Durante um evento sobre pagamentos no final de 2019, ouvi de um renomado analista do setor, que no Brasil já existem mais de 500 carteiras digitais lançadas no mercado por incubentes, neo-banks, challenger banks, fintechs, estabelecimentos comerciais e com as mais distintas definições técnicas como closed loop wallet, stored-balance wallet, pass-through wallet, NFC wallets, entre outros.

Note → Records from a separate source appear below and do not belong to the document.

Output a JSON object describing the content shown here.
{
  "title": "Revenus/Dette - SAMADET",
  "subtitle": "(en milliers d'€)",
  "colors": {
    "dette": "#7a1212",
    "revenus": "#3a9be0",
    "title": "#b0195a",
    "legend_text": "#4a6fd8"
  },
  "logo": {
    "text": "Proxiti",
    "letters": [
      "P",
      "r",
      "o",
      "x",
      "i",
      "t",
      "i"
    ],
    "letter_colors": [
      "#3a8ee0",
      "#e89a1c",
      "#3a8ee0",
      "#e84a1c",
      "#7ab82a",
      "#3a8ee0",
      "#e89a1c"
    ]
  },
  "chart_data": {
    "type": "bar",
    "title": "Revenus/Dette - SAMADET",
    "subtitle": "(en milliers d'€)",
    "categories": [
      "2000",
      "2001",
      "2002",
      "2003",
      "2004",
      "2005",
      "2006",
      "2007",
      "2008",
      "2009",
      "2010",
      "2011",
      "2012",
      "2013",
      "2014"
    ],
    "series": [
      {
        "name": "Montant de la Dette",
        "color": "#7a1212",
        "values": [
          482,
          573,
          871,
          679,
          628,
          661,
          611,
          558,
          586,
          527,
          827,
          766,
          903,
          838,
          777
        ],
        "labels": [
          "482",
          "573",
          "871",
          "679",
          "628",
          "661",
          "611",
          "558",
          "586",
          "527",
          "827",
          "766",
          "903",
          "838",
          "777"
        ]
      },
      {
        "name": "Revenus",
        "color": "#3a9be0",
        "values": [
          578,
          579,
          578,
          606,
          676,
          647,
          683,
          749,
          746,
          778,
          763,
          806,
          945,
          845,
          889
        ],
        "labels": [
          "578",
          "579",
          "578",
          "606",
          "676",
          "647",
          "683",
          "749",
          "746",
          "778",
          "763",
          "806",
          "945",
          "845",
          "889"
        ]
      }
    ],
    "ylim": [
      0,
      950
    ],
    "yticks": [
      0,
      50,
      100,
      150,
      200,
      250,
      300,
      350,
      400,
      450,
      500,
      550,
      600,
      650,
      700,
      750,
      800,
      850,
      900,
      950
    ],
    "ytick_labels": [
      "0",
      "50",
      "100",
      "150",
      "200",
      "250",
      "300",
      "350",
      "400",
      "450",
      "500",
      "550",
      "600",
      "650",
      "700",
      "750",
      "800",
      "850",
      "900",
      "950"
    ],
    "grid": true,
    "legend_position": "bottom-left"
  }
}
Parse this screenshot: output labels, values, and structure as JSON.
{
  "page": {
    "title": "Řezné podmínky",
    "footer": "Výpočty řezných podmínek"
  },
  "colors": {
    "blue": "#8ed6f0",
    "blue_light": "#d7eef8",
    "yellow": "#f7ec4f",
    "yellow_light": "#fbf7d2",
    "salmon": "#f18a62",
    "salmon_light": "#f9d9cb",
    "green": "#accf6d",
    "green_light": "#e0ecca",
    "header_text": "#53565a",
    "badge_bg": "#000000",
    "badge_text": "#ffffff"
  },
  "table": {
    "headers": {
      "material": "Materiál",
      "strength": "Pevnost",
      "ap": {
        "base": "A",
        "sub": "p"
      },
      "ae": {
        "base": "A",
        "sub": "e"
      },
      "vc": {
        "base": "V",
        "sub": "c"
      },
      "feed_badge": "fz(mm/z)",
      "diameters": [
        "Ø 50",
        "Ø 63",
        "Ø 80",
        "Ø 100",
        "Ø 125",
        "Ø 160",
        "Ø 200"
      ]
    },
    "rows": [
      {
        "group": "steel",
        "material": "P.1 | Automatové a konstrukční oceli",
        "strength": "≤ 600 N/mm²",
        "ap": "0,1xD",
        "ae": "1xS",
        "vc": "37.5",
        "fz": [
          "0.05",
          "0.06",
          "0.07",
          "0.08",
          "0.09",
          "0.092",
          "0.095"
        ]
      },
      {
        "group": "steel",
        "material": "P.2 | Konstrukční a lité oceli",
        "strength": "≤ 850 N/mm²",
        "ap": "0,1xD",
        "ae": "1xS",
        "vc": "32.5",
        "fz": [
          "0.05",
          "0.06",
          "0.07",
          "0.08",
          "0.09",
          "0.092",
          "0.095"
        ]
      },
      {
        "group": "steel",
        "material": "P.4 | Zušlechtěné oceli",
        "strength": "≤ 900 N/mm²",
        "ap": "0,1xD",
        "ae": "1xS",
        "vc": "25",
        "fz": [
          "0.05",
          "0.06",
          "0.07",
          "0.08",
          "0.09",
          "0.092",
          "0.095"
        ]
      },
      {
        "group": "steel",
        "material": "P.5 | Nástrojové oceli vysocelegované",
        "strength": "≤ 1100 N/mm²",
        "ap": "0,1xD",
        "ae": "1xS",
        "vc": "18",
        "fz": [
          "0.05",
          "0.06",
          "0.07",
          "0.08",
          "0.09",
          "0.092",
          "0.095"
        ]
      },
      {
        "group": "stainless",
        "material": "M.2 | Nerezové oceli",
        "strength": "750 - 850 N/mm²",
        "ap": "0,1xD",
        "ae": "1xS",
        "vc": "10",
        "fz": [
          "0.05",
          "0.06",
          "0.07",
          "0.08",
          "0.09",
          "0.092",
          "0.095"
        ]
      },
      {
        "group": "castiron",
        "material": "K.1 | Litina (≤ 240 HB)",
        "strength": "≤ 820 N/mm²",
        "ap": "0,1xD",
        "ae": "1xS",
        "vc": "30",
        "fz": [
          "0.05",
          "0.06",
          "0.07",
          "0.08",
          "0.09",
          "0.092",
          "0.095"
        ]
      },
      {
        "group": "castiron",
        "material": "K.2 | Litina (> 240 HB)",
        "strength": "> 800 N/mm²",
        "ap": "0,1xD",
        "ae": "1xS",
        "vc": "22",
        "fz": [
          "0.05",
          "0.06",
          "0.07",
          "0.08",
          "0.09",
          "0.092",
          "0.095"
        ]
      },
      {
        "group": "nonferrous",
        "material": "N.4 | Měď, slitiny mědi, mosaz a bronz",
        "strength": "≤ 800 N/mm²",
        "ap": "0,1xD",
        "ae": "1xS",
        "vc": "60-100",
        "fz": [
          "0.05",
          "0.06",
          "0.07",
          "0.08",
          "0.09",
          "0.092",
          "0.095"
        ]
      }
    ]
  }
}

A quantidade impressionante, pelo menos para mim, de carteiras digitais e a classificação heterogênea obedece diversos aspectos e estratégias, tais como ecossistema de aceitação fechado, carga e recarga de fundos em uma única conta pré-paga, diversas fontes de carga destinada ao mundo on-line, enquanto que outras têm a melhor experiência no mundo físico, etc. A grande maioria oferece, ou em breve oferecerá, produtos e serviços financeiros, além de pagamentos para acelerar o engajamento de seus consumidores. 

Ah! Quase cometo um grande equívoco não mencionando o QR Code, presente em nosso cotidiano de maneira recorrente. Na minha opinião, porém, o QR Code não é um fim em si próprio, é apenas um meio, apenas mais uma interface de aceitação, assim como o NFC, o chip de contato ou a antiga trilha magnética. Em alguns países, essa tecnologia teve avanço mais significativo no segmento de pagamentos, muito por conta da ausência da infraestrutura de aceitação NFC, em outros lugares nem sequer chegou a ser uma opção relevante. 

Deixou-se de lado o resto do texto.